Refines breakpoints within a segment using minor allele frequency (MAF) data. If enough informative MAF sites are present, the segment is binned and can be split into finer regions using either stepwise merging or CBS (circular binary segmentation). Optionally, PON-based bias correction is applied to the resulting segments.

Usage

SearchBreakpoint(
  seg_row,
  maf,
  pon_ref,
  gender,
  mergeai = 0.15,
  snpmin = 3,
  maxgap = 1e+06,
  snpnum = 20,
  maxbinsize = 1e+06,
  minbinsize = 5e+05,
  minsnpcov = 20,
  segmethod = "cbs",
  cbssmooth = "no"
)

Arguments

seg_row

Data frame row (list or tibble row) representing a single segment. Must have columns: Sample, Chromosome, Start, End, Num_Probes, Segment_Mean, Segment_Mean_raw, Count, Baseline_cov, gatk_gender, pipeline_gender, size.

maf

Data frame or tibble containing MAF data. Must include columns: Chromosome, Pos, maf.

pon_ref

Data frame. Panel of normal reference for bias correction (required for bias correction step).

gender

Character.
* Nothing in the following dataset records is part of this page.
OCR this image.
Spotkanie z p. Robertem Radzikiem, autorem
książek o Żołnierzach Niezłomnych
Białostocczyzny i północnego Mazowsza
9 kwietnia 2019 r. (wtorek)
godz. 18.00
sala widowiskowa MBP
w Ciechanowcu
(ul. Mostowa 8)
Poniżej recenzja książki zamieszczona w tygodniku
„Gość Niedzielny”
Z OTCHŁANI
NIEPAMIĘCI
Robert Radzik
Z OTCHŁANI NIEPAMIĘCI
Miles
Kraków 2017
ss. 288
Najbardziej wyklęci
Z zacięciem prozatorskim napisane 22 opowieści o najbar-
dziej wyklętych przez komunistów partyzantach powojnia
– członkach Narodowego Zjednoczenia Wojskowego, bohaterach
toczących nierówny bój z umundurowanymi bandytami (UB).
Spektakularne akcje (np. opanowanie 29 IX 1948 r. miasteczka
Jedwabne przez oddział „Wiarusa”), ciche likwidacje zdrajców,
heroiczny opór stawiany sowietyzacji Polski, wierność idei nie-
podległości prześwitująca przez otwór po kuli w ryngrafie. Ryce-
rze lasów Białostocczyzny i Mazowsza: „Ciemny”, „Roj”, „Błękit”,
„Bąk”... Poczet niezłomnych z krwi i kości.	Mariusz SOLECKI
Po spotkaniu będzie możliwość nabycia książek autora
If "female", the X chromosome will also be proceed.

mergeai

Numeric. Threshold for the difference in MAF (gmm_mean) between adjacent segments to allow merging under "merge" mode segmentation.

snpmin

Numeric. Minimum SNP count required for a segment to be considered as a separate segment under "merge" mode segmentation.

maxgap

Numeric. Maximum allowed gap between SNPs within a bin.

snpnum

Integer. Target number of SNPs per bin.

maxbinsize

Numeric. Maximum allowed bin size (bp).

minbinsize

Numeric. Minimum allowed bin size (bp). The minimum segment size under "merge" mode is 2*minbinsize.

minsnpcov

Integer. Minimum coverage of SNP sites to be included.

segmethod

Character. Segmentation method to use: if "merge", perform stepwise merging; if "cbs", perform CBS (circular binary segmentation).

cbssmooth

Character. If using the "cbs" segmentation method, set to "yes" to apply smoothing before segmentation, or "no" to skip smoothing.

Value

A data frame with the refined segment(s), including updated breakpoints, MAF metrics, and a BreakpointSource column indicating whether breakpoints were post-processed or from GATK.

Details

The function first bins the MAF data within the segment. If segmethod = "merge", segments are merged stepwise based on the MAF difference and SNP count. If segmethod = "cbs", CBS segmentation is performed on the binned MAF values, with optional smoothing. After segmentation, bias correction using the panel of normal can be applied. The function returns refined segments with updated metrics and a BreakpointSource label.